Работая над переводом Библии, Лютер обнаружил поразительное чувство языка. Гейне признаётся, что для него остаётся загадкой, как возник тот язык, который мы находим в лютеровой Библии. Он уверен лишь в том, что в течение нескольких лет язык этот распространился по всей Германии и возвысился до всеобщего литературного языка. "Все выражения и обороты, принятые в Библии Лютера, - немецкие, и писатель всё ещё может употреблять их и в наше время", - свидетельствует Гейне. Шедевром немецкой прозы называет лютерову Библию Ницше, упирая на то, что это шедевр величайшего немецкого проповедника: "Она вросла в немецкие сердца".
Лютер сам себя наставлял учиться родному языку "у матери в доме, у детей на улице, у простолюдина на рынке и смотреть им в рот, как они говорят, и сообразно с этим переводить, тогда они уразумеют и заметят, что с ними говорят по-немецки". Народное красноречие явственно и в его проповедях, посланиях и памфлетах. В полемических писаниях он не избегает плебейской грубости, которая может одновременно и отталкивать, и привлекать. Манеру Лютера нанизывать и громоздить обвинения против своих врагов Ницше называет "болтливостью гнева". Наблюдая, как этот мужицкий апостол забрасывает противников словесными глыбами, Гейне называет его религиозным Дантоном. Впрочем, громовое красноречие Лютера заставляет вспомнить и Саванаролу.

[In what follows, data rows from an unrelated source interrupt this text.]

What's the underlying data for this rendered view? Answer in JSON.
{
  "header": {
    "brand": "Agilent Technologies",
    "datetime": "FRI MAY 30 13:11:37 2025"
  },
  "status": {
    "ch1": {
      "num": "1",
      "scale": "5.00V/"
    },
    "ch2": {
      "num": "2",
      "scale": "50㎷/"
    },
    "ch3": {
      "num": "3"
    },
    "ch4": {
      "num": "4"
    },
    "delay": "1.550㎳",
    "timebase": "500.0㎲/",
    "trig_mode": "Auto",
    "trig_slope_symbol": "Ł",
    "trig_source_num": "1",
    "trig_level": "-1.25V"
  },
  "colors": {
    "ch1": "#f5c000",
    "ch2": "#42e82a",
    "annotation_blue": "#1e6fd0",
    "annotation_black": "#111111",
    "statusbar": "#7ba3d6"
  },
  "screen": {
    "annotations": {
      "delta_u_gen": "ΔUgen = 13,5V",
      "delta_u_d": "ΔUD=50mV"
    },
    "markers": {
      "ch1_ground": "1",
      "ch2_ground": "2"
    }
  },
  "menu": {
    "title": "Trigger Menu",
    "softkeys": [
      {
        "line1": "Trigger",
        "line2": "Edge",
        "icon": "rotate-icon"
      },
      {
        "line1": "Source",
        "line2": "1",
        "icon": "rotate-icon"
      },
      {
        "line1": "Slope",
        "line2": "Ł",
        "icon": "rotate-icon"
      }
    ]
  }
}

Опираясь на традицию народных песен, Лютер создавал религиозные гимны и псалмы. Он любил музыку, и песни его были мелодичны. Он сочинил лютеранский церковный гимн "Наш Бог - нерушимая крепость", который называют Марсельезой Реформации. Вступая в Вормс со своими спутниками в 1521 году, он пел с ними эту боевую песню:
Господь - наш истинный оплот,
Оружье и твердыня,
Господь нас вызволит, спасёт
В беде, грозящей ныне.
Роль Лютера в развитии немецкого языка можно уподобить роли Ломоносова и Пушкина в России. Томас Манн поставил его имя рядом с именем Гёте, называя обоих великими творцами языка. Третьим столпом он назвал Ницше.